Growing up, first Passover was at Aunt Sarah's in Brooklyn. Second was just the three Becker's at home. Aunt Sarah was actually my great aunt...sister of my grandfather Savel from Slobodka, Lithuania. She was married to Harry Abbott. Her apartment was above her dry goods store. It sold mysterious things for women like girdles.
The Becker crowd was pretty large. There were probably 10-12 Becker cousins of my father's generation with their families. The feeling was heavily European. Accents were thick. Clothes were dark. I remember my father's cousin by marriage Ruby. I was fascinated by his gold teeth.
I remember the year I became old enough to read the four questions. I think it was solo that year. I practiced and practiced (the modern melody.) I sure was nervous. The crowd of relatives was pretty loud. I was very aware of how small my voice was. Of course I was greeted after the ordeal with a great outpouring of love and praise.

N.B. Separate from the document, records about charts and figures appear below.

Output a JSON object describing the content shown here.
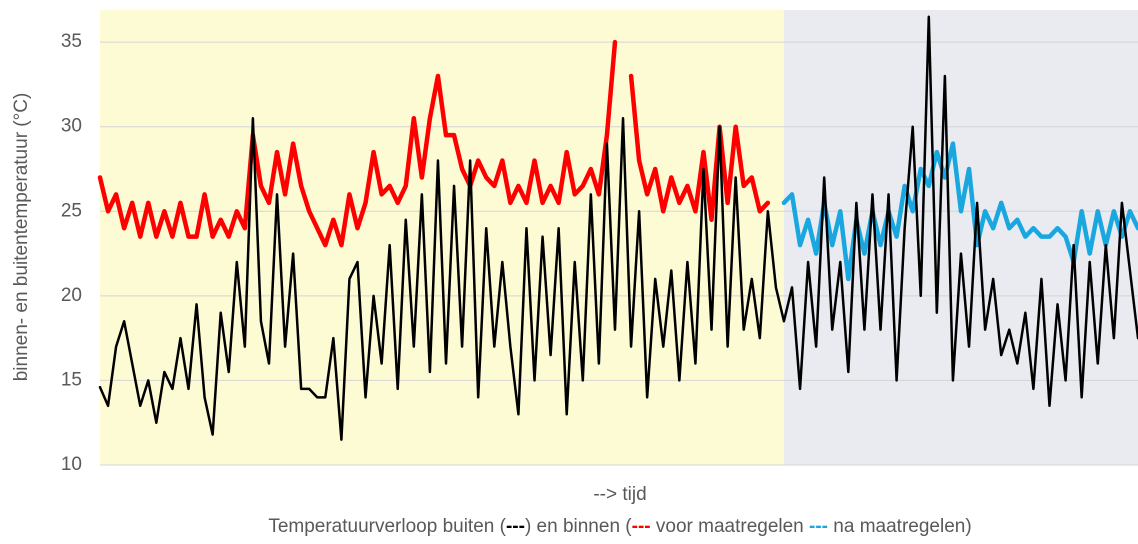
{
  "chart_data": {
    "type": "line",
    "y_label": "binnen- en buitentemperatuur (°C)",
    "x_label": "--> tijd",
    "caption": [
      "Temperatuurverloop buiten (",
      "---",
      ") en binnen (",
      "---",
      " voor maatregelen ",
      "---",
      " na maatregelen)"
    ],
    "ylim": [
      10,
      36.9
    ],
    "yticks": [
      10,
      15,
      20,
      25,
      30,
      35
    ],
    "grid": true,
    "series": [
      {
        "color": "#000000",
        "values": [
          14.6,
          13.5,
          17,
          18.5,
          16,
          13.5,
          15,
          12.5,
          15.5,
          14.5,
          17.5,
          14.5,
          19.5,
          14,
          11.8,
          19,
          15.5,
          22,
          17,
          30.5,
          18.5,
          16,
          26,
          17,
          22.5,
          14.5,
          14.5,
          14,
          14,
          17.5,
          11.5,
          21,
          22,
          14,
          20,
          16,
          23,
          14.5,
          24.5,
          17,
          26,
          15.5,
          28,
          16,
          26.5,
          17,
          28,
          14,
          24,
          17,
          22,
          17,
          13,
          24,
          15,
          23.5,
          16.5,
          24,
          13,
          22,
          15,
          26,
          16,
          29,
          18,
          30.5,
          17,
          25,
          14,
          21,
          17,
          21.5,
          15,
          22,
          16,
          27.5,
          18,
          30,
          17,
          27,
          18,
          21,
          17.5,
          25,
          20.5,
          18.5,
          20.5,
          14.5,
          22,
          17,
          27,
          18,
          22,
          15.5,
          25.5,
          18,
          26,
          18,
          26,
          15,
          24,
          30,
          20,
          36.5,
          19,
          33,
          15,
          22.5,
          17,
          25.5,
          18,
          21,
          16.5,
          18,
          16,
          19,
          14.5,
          21,
          13.5,
          19.5,
          15,
          23,
          14,
          22,
          16,
          23,
          17.5,
          25.5,
          21.5,
          17.5
        ]
      },
      {
        "color": "#ff0000",
        "values": [
          27,
          25,
          26,
          24,
          25.5,
          23.5,
          25.5,
          23.5,
          25,
          23.5,
          25.5,
          23.5,
          23.5,
          26,
          23.5,
          24.5,
          23.5,
          25,
          24,
          29.5,
          26.5,
          25.5,
          28.5,
          26,
          29,
          26.5,
          25,
          24,
          23,
          24.5,
          23,
          26,
          24,
          25.5,
          28.5,
          26,
          26.5,
          25.5,
          26.5,
          30.5,
          27,
          30.5,
          33,
          29.5,
          29.5,
          27.5,
          26.5,
          28,
          27,
          26.5,
          28,
          25.5,
          26.5,
          25.5,
          28,
          25.5,
          26.5,
          25.5,
          28.5,
          26,
          26.5,
          27.5,
          26,
          29.5,
          35,
          null,
          33,
          28,
          26,
          27.5,
          25,
          27,
          25.5,
          26.5,
          25,
          28.5,
          24.5,
          30,
          25.5,
          30,
          26.5,
          27,
          25,
          25.5,
          null,
          null,
          null,
          null,
          null,
          null,
          null,
          null,
          null,
          null,
          null,
          null,
          null,
          null,
          null,
          null,
          null,
          null,
          null,
          null,
          null,
          null,
          null,
          null,
          null,
          null,
          null,
          null,
          null,
          null,
          null,
          null,
          null,
          null,
          null,
          null,
          null,
          null,
          null,
          null,
          null,
          null,
          null,
          null,
          null,
          null
        ]
      },
      {
        "color": "#1aa7e0",
        "values": [
          null,
          null,
          null,
          null,
          null,
          null,
          null,
          null,
          null,
          null,
          null,
          null,
          null,
          null,
          null,
          null,
          null,
          null,
          null,
          null,
          null,
          null,
          null,
          null,
          null,
          null,
          null,
          null,
          null,
          null,
          null,
          null,
          null,
          null,
          null,
          null,
          null,
          null,
          null,
          null,
          null,
          null,
          null,
          null,
          null,
          null,
          null,
          null,
          null,
          null,
          null,
          null,
          null,
          null,
          null,
          null,
          null,
          null,
          null,
          null,
          null,
          null,
          null,
          null,
          null,
          null,
          null,
          null,
          null,
          null,
          null,
          null,
          null,
          null,
          null,
          null,
          null,
          null,
          null,
          null,
          null,
          null,
          null,
          null,
          null,
          25.5,
          26,
          23,
          24.5,
          22.5,
          25.5,
          23,
          25,
          21,
          24.5,
          22.5,
          25,
          23,
          25,
          23.5,
          26.5,
          25,
          27.5,
          26.5,
          28.5,
          27,
          29,
          25,
          27.5,
          23,
          25,
          24,
          25.5,
          24,
          24.5,
          23.5,
          24,
          23.5,
          23.5,
          24,
          23.5,
          22,
          25,
          22.5,
          25,
          23,
          25,
          23.5,
          25,
          24
        ]
      }
    ]
  }
}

The way this seder went was that everybody started at the same time, and occasionally came back together for important moments in the Haggadah like cups of wine, breaking matzoh, etc. In between, it was each person chanting loudly in their own key, at their own pace. It was polophony. It was bedlam. It worked. I remember sometimes retreating from the verbal storm with some of my cousins to hide under the table.
Of course we plotted and ultimately stole, hid, and ransomed the afikomen. Uncle Harry gave each of us a silver dollar. This became a family tradition carried on by my father and I. While my father died in 1992, I'm still handing out silver dollars he had hoarded at the house in Springfield.
When the kids got bored, we went downstairs to the store. Best to break the boredom was the button maker machine. You put a blank button in this big press type thing, layered cloth over the top of it, and pressed the foot pedal. Magic, you had a cloth covered button. I remember thinking my older cousins were so sophisticated. It was as if one or two years in age had brought them all kinds of secret knowledge.
The menu never varied. Aunt Sarah's matzoh ball soup was classic. Big yellow fatty globs floating on the top. Huge matzoh balls that could easily have been used for cannon balls. I was always full after the soup.
The second night seder was at my parents with me, mom, dad, and grandfather Manny. It was pretty American. Can you believe the food I remember here was green peas. I did always marvel that my father, who seemed so assimilated (though of course totally Brooklyn) was so effortless with his Hebrew. And also that the melodies my grandfather used were different and seemed very old time eastern Europe. He really had down that yiddish singing quaver that I can't describe in words. The krecht in Klezmer derives therefrom.
Have you heard me describe Jews leaving Egypt? the meaning of the four sons? Nope. I guess you judge what stuck from those Seders.